Читать книгу Точное мышление в безумные времена. Венский кружок и крестовый поход за основаниями науки - Карл Зигмунд - Страница 3

Предисловие

Оглавление

Как-то вечером ранней осенью 1959 года я рылся на полках книжного магазина Кеплера в Менло-Парке и случайно наткнулся на тоненькую брошюрку под названием “Теорема Гёделя”, авторами которой были Эрнест Нагель и Джеймс Р. Ньюмен. Тогда мне было четырнадцать, я впервые слышал о Гёделе, но мне очень понравились загадочные точечки, парившие в воздухе над его фамилией, а незадолго до этого на уроках математики в школе меня совершенно очаровала идея математического доказательства, так что книжица пробудила во мне любопытство. Перелистав ее, я сразу попался на крючок. У меня в руках оказалась книга, где описывалось сразу много всего – и в том числе логика, природа математики, язык и символы, истина и ложь, доказательства доказуемости, а самое, пожалуй, интересное – парадоксы и самоотносимые утверждения. Все это было для меня непреодолимым соблазном. Мне ничего не оставалось, кроме как купить эту книгу!

В тот вечер со мной был отец, профессор физики из Стэнфордского университета, и когда мы расплачивались, он увидел обложку моей книги и в восторге воскликнул, что прекрасно знает Эрнеста Нагеля. Я был сражен.
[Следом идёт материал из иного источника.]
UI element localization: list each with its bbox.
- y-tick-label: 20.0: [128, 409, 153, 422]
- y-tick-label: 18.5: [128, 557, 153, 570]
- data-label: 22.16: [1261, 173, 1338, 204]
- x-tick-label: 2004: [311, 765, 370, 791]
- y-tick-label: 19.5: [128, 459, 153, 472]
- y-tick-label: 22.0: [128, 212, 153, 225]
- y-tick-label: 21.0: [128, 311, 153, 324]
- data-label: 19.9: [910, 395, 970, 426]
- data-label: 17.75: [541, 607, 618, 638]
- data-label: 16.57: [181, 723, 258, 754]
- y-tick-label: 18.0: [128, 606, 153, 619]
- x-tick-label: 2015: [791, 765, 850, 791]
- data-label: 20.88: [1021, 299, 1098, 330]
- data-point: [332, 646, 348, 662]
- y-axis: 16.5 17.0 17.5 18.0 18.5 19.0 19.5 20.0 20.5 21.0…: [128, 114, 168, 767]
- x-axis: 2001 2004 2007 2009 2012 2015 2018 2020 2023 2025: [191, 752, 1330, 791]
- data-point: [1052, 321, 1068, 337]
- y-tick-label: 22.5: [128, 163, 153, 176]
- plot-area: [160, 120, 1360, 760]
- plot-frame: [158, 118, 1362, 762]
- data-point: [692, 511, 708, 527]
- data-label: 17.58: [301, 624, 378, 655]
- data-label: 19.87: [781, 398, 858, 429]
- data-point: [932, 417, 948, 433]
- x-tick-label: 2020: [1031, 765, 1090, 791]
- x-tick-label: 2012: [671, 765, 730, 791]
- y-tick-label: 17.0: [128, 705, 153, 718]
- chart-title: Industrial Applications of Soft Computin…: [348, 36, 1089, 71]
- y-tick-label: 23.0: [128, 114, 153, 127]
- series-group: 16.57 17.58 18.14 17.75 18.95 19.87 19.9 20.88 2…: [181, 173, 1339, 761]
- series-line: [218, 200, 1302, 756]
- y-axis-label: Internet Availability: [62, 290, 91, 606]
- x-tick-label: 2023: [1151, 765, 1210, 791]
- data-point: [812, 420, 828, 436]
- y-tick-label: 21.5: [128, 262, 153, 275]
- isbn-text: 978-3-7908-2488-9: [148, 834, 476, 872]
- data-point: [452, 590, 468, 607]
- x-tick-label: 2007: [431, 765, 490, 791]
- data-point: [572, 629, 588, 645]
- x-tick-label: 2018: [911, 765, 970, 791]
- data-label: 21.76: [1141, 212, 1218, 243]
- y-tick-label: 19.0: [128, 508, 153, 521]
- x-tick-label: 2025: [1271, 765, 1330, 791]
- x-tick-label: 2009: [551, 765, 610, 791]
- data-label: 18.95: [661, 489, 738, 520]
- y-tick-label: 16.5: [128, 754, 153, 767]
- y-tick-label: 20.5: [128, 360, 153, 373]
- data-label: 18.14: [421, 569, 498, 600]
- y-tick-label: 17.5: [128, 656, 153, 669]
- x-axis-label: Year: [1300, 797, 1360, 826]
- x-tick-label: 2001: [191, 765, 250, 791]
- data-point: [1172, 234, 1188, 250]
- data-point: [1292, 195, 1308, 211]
Более того, отец, оказывается, в начале тридцатых ходил к Нагелю на курс лекций по философии в Нью-Йорке, и в результате они подружились, хотя уже много лет не виделись. Эта дружба, большая неожиданность для меня стала, разумеется, желанным подтверждением, что я верно выбрал книгу.

Мы с отцом не знали, что Эрнест Нагель, который уже давно преподавал философию в Колумбийском университете, всего две недели назад приехал в Стэнфорд, чтобы провести свой годичный творческий отпуск с семьей “на западе”. И вот вскоре после этого отец случайно натолкнулся на старинного друга в кампусе Стэнфордского университета, и их встреча была очень радостной. А дальше само собой получилось так, что отец почти сразу привел меня в дом, который Нагели снимали в кампусе. Там я познакомился с Эрнестом Нагелем и его женой Эдит, которая преподавала физику в Сити-колледже в Нью-Йорке, а также с их сыновьями Сэнди и Бобби, которые, как и я, страстно увлекались физикой и математикой. Все четверо Нагелей были не просто потрясающе умны: мне редко приходилось встречать таких добрых и приветливых людей. Все мы мгновенно нашли общий язык, и так началась наша дружба на всю жизнь.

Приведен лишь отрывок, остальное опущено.